前回の犬食いクマの後日談。箱わなを仕掛け、ハンターたちがこの犬食いクマを捜索していた。
その後、犯人と思われるヒグマと接近遭遇したハンターともう一人の男性は眼前の藪のなかでうなり声を発するヒグマを前に、後ろを見ずに後ずさりして転落、大ケガを負ったという。
ヒグマは道路を横切って遁走するのを複数の住民に目撃されている。
その後 2019-8-3(土)12時30分ころ、同じく羅臼町春日町でいつもとは違う飼い犬の鳴き声がしていたが、午後4時30分ころ、その犬を繋いでいた鎖がちぎれて犬が行方不明になっているのを発見したと世帯主の男性が町役場に通報した。
地元ハンターらが周囲を探索すると喰われた犬の残骸とヒグマの糞が発見された。
これで昨年から合計5匹もの飼い犬が羅臼町でヒグマに喰われたことになる。
DNA鑑定では犬4匹は同一ヒグマによるものと断定され、今回も糞のDNA鑑定を急ぐというが恐らく同一のヒグマと目されている。
クマよけ電気柵に期待したいところだが、ヒグマがその気になればクマよけ電気柵の下を掘って突破するのは容易だという。
そうすると屋外に繋いだ飼い犬を電気柵で囲うだけでは不十分で夜間は犬を家の中にいれておくしかなさそうだ。
対策に行き詰まった知床財団では、苦肉の策として犬小屋のまわりの雑草を刈ってヒグマが近づきにくいようにしようと呼びかけてはいるが..........。

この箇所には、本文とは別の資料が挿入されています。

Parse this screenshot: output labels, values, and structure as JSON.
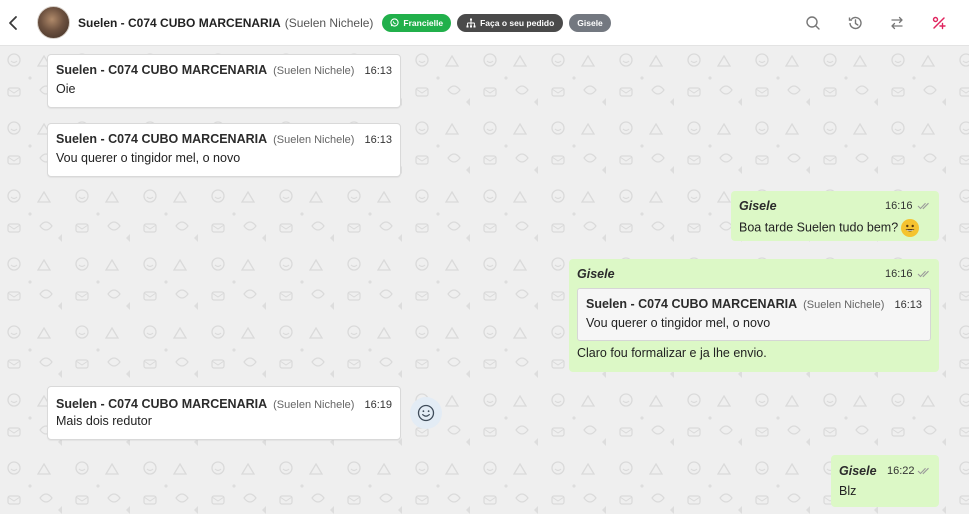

昨年、知床でペットのヤギが消えたのもこのヒグマがかかわっている可能性があるという。こうなってしまっては、この 犬喰いクマ は駆除するしかないのだろうか。
昨年(2018)は池田町で放牧中の羊が何頭も消えてしまったという事件があり、ヒグマに襲われた可能性もあるが 、これは羊ドロボー(人間)にさらわれた可能性もある。
毎年、8月になると知床のヒグマたちが待ちに待ったカラフトマスの遡上がはじまる。

動物写真家藤原美智雄さん撮影。
しかし、近年、知床の渓流に遡上するシロザケ・カラフトマスの数が激減しており、ヒグマたちの食欲は十分満たされるにはほど遠い状況が続いているようだ。

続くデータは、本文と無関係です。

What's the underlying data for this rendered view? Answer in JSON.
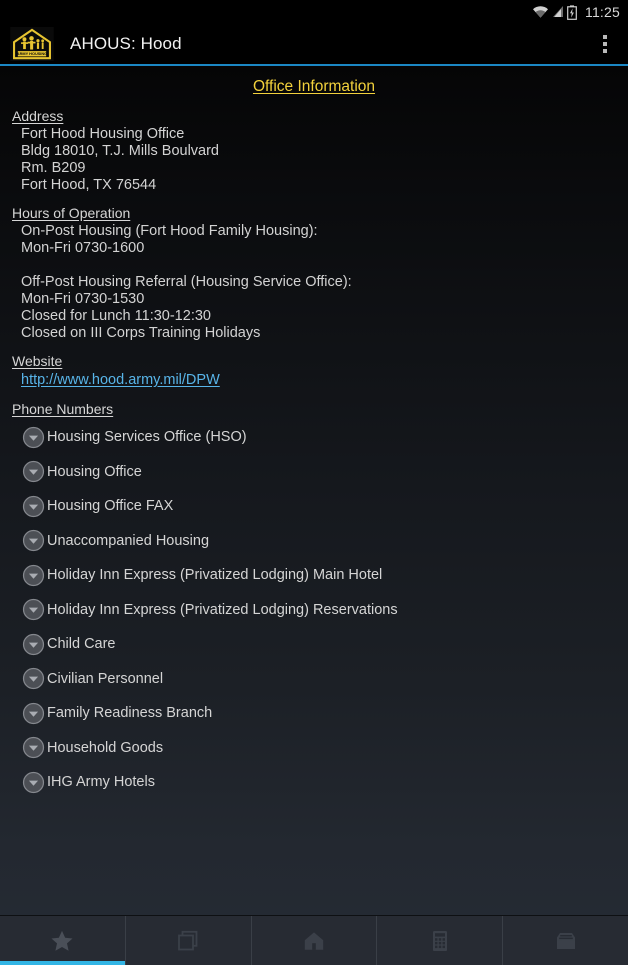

さらに ドングリ、コクワ、ヤマブドウ、タモギタケなどのキノコ類、その他ヒグマのエサとなる山の稔りが不作になれば、ヒグマたちは 海岸、人里、デントコーン畑 などへ出てこざるを得なくなり毎度おなじみ、各地でのヒグマ騒動のパターンが繰り返されるだろう。
私個人的には、毎年こんな形で うだうだやってゆくのも悪くもないかも......とひそかに思っているが、私もふくめてその当事者になってしまうと話は別、そうも言っていられないでしょう。
そろそろ、有能なヒグマ研究者の方があらわれて、抜本的な人間とヒグマの棲み分け方法をあみだしてもよさそうな気もしますが。 それは無理か。